Poemas, frases e mensagens de CláudiaFariaPereira

Seleção dos poemas, frases e mensagens mais populares de CláudiaFariaPereira

Permite-me ser de manhã

 
Relembra-me, logo pela manhã, o cheiro ameno do teu suor,
do teu plátano descoberto pelas mãos que o acariciam.

Celebro o teu corpo em esquina,
dobrado em ângulo na posição em que desperto.

Sucumbes à respiração que dança no teu pescoço,
à brisa morna e irrequieta que te ofereço em lábios.

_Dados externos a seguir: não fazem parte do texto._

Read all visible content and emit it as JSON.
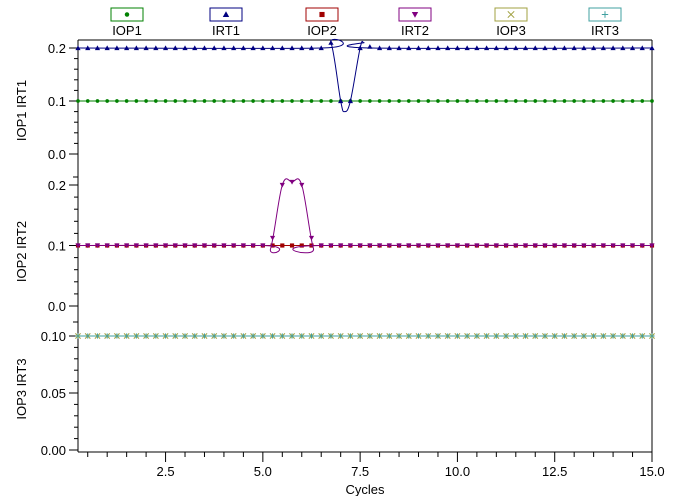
{
  "chart_data": {
    "type": "line",
    "xlabel": "Cycles",
    "xlim": [
      0.25,
      15.0
    ],
    "x_ticks": [
      "2.5",
      "5.0",
      "7.5",
      "10.0",
      "12.5",
      "15.0"
    ],
    "x_tick_values": [
      2.5,
      5.0,
      7.5,
      10.0,
      12.5,
      15.0
    ],
    "legend_position": "top",
    "panels": [
      {
        "ylabel": "IOP1 IRT1",
        "ylim": [
          0.0,
          0.2
        ],
        "y_ticks": [
          "0.0",
          "0.1",
          "0.2"
        ],
        "y_tick_values": [
          0.0,
          0.1,
          0.2
        ],
        "series": [
          {
            "name": "IOP1",
            "color": "#008000",
            "marker": "circle",
            "points": [
              [
                0.25,
                0.1
              ],
              [
                15.0,
                0.1
              ]
            ]
          },
          {
            "name": "IRT1",
            "color": "#000080",
            "marker": "triangle-up",
            "points": [
              [
                0.25,
                0.2
              ],
              [
                6.5,
                0.2
              ],
              [
                6.75,
                0.21
              ],
              [
                7.0,
                0.1
              ],
              [
                7.1,
                0.08
              ],
              [
                7.25,
                0.1
              ],
              [
                7.5,
                0.2
              ],
              [
                7.6,
                0.21
              ],
              [
                7.8,
                0.2
              ],
              [
                15.0,
                0.2
              ]
            ]
          }
        ]
      },
      {
        "ylabel": "IOP2 IRT2",
        "ylim": [
          0.0,
          0.2
        ],
        "y_ticks": [
          "0.0",
          "0.1",
          "0.2"
        ],
        "y_tick_values": [
          0.0,
          0.1,
          0.2
        ],
        "series": [
          {
            "name": "IOP2",
            "color": "#a00000",
            "marker": "square",
            "points": [
              [
                0.25,
                0.1
              ],
              [
                15.0,
                0.1
              ]
            ]
          },
          {
            "name": "IRT2",
            "color": "#800080",
            "marker": "triangle-down",
            "points": [
              [
                0.25,
                0.1
              ],
              [
                5.0,
                0.1
              ],
              [
                5.2,
                0.095
              ],
              [
                5.5,
                0.2
              ],
              [
                5.75,
                0.205
              ],
              [
                6.0,
                0.2
              ],
              [
                6.3,
                0.095
              ],
              [
                6.5,
                0.1
              ],
              [
                15.0,
                0.1
              ]
            ]
          }
        ]
      },
      {
        "ylabel": "IOP3 IRT3",
        "ylim": [
          0.0,
          0.1
        ],
        "y_ticks": [
          "0.00",
          "0.05",
          "0.10"
        ],
        "y_tick_values": [
          0.0,
          0.05,
          0.1
        ],
        "series": [
          {
            "name": "IOP3",
            "color": "#a0a040",
            "marker": "x",
            "points": [
              [
                0.25,
                0.1
              ],
              [
                15.0,
                0.1
              ]
            ]
          },
          {
            "name": "IRT3",
            "color": "#40a0a0",
            "marker": "plus",
            "points": [
              [
                0.25,
                0.1
              ],
              [
                15.0,
                0.1
              ]
            ]
          }
        ]
      }
    ],
    "legend": [
      {
        "name": "IOP1",
        "color": "#008000",
        "marker": "circle"
      },
      {
        "name": "IRT1",
        "color": "#000080",
        "marker": "triangle-up"
      },
      {
        "name": "IOP2",
        "color": "#a00000",
        "marker": "square"
      },
      {
        "name": "IRT2",
        "color": "#800080",
        "marker": "triangle-down"
      },
      {
        "name": "IOP3",
        "color": "#a0a040",
        "marker": "x"
      },
      {
        "name": "IRT3",
        "color": "#40a0a0",
        "marker": "plus"
      }
    ]
  }
}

Absorvo a tua pele como um poema que não li.
Mastigo-te, sabor, como paladar que desconhecia.

Sou, em ti.
Permanece em alma-corpo. Deixa-me ser em ti.

CláudiaFariaPereira
 
Permite-me ser de manhã

os sonhos também pesam

 
acordo com a melodia das
palavras à volta da boca
o rosto empedernido
e os braços arregaçados

levanto-me depois das horas sem
sono,
das não-ditas
malditas
palavras.

levanto-me antes dos minutos
que quero viver,
das não-escritas
tardias
palavras.

acordo sem a harmonia do
peso dos meus livros
os olhos embevecidos
e as mãos suadas

acordo com os sons da casa
levanto-me depois do tudo -
ando sem sentir o chão
e como pesados me são...

os sonhos!
 
os sonhos também pesam

Areias de onda colada nos meus pés

 
Trago nos pés a areia do teu corpo.
Caminhei-te como quem te persegue.
Passeei-te como quem te conhece.

E trago nos pés as
conchas que pisei
e a espuma sonora.

Trago nos pés
os seixos doridos
de negro e de maré.

Trago-te nos pés
como quem te segura.
E levo-te, para sempre.
 
Areias de onda colada nos meus pés

Diálogo de pedra em noite sussurrada

 
Minha manhã pautada em desalinho.

- Sussurro pelo teu corpo, na efémera letargia das primeiras horas. Quero musicar-me de ti.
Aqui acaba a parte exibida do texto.